Под опекой - страница 2
– Смотри, там рядом книжный! – обрадовалась находке девочка.
Она каждый раз чувствовала некую неловкость, обращая внимание Широкова на что-либо. Она не знала, как к нему лучше обращаться. Владимир – слишком одиозно и вместе с тем панибратски. Володя – для близких друзей и кровных родственников. А дядя – неискренне. Широков никогда не стремился протянуть между собой и подопечной связующую родственную нить.
Родители у Тани были, они подарили ей жизнь. Их не вернешь, не заменишь. Владимир это прекрасно понимал и не шел на сближение дальше определенной черты. Перед ним существовала граница, которую он не собирался переходить. Владимир не хотел выслушивать горькие воспоминания, говорить о покойниках, поминать их каждый год. «Моя квартира – не погост», – напоминал он всякий раз, когда его подопечную тянуло на кладбищенскую лирику. Владимир – всего лишь старый друг ее семьи, семьи, которой больше нет. Остался лишь реликтовый след – Татьяна. Девочка помнила Владимира с ранних лет. Он заглядывал ненадолго в гости на Новый год или на день рождения Таниного отца, дарил что-нибудь, раз-другой поднимал девочку на руки и уходил. Он тогда был очень занят, его дело только набирало обороты.
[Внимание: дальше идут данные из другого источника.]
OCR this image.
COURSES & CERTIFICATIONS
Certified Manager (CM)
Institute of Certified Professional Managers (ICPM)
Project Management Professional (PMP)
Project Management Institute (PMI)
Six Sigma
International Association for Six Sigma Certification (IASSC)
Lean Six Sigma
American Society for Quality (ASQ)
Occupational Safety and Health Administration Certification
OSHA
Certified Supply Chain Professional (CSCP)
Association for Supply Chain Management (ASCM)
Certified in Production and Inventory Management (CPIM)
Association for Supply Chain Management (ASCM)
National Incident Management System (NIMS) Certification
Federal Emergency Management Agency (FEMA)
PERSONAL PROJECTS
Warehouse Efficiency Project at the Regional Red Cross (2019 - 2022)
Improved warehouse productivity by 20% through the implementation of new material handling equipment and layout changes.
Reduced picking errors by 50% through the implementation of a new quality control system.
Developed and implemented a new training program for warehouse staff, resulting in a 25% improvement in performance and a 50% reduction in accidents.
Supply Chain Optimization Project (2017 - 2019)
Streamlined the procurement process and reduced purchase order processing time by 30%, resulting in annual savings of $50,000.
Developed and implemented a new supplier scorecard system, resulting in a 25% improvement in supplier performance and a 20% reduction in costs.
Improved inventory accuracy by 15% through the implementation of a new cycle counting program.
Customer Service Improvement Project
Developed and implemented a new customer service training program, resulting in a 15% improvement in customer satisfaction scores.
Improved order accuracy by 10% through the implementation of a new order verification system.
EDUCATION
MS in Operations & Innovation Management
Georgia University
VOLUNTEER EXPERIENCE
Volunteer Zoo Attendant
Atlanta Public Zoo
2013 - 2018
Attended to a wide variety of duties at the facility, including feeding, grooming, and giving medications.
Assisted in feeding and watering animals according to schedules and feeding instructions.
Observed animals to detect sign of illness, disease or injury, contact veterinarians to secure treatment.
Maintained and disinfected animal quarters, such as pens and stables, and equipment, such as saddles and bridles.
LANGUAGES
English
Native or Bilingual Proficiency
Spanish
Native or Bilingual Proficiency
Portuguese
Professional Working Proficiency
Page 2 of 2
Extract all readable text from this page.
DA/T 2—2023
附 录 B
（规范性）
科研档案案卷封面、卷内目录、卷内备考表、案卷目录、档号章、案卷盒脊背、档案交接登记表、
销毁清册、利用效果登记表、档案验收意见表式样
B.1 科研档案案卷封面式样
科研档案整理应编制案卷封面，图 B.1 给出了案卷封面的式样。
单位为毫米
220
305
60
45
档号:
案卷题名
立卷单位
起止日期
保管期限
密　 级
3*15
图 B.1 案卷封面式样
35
– Не хочешь еще раз убедиться, хорошо ли выставляются твои книги? – настаивала Таня.
– Не мои, а моего издательства, – спокойно поправлял Широков. Теперь, когда дело было поставлено на рельсы, Владимир мог себе позволить в свободное от работы время почивать на лаврах.
– Так пошли.
– Я сыт по горло этими книжками, – улыбнулся Широков. Мясник тоже вряд ли захотел бы провести единственный выходной в мясном отделе супермаркета.
– А кто сейчас самый популярный автор? – не отступала девочка.
– А, одна американка, автор литературы для юношества. Ее книжки – взрослые комплексы, замаскированные под подростковые проблемы. А называются как-нибудь вроде «Королевство Феникса» или «Башня тумана», – вяло рассуждал Широков. Ему снова становилось скучно. Кажется, он уже сотый раз за день обсуждает эту тему.
– Ты не хочешь разговаривать? – насупилась Таня.
– О чем ты, Кроха? – с недоумением поглядел на нее Владимир. У него был цепкий, проникающий взгляд, словно два острых крючка для рыбной ловли. Соскочить с них было болезненно трудно.
– Мне просто интересно, как ты работаешь.
– Как работаю или с кем? – взгляд Широкова еще более заострился. – Хочешь, чтобы я раздобыл для тебя автограф? – Таня свободно выдохнула:
– Нет, если честно, автограф мне не нужен, – протянула девочка. Она успокаивала себя тем, что в мелочах говорила правду, хотя сознавала, что в целом – лжет. Откровенно признаться себе в этом Таня боялась, у ее совести был чуткий сон, и чтобы ее не разбудить, девочка пыталась и саму себя убедить в своих честных и добрых намерениях. – Но я хотела бы с кое-кем познакомиться, – лукаво улыбнулась четырнадцатилетняя девочка. Она и сама удивилась этой улыбке, заметив свое отражение в витрине книжного магазина. Откуда в ней это? Она словно бы репетировала эту улыбку каждый день перед зеркалом.
– Скоро сеанс, – Широков поглядел на экран телефона.
Он не казался шокированным поведением Тани. Каждый раз, когда Владимиру что-то не нравилось в словах или поступках подопечной, он охладевал, отстранялся от девочки, будто напоминая, что он ей не родня. Ее проступки его не опозорят и не расстроят. Зато вот она может остаться совершенно одна. Поэтому Татьяна боялась испытывать терпение Владимира. При виде его недовольного лица ее пробирал экзистенциальный холодок. Она где-то что-то читала или слышала про экзистенцию, но толком не представляла, что это и где.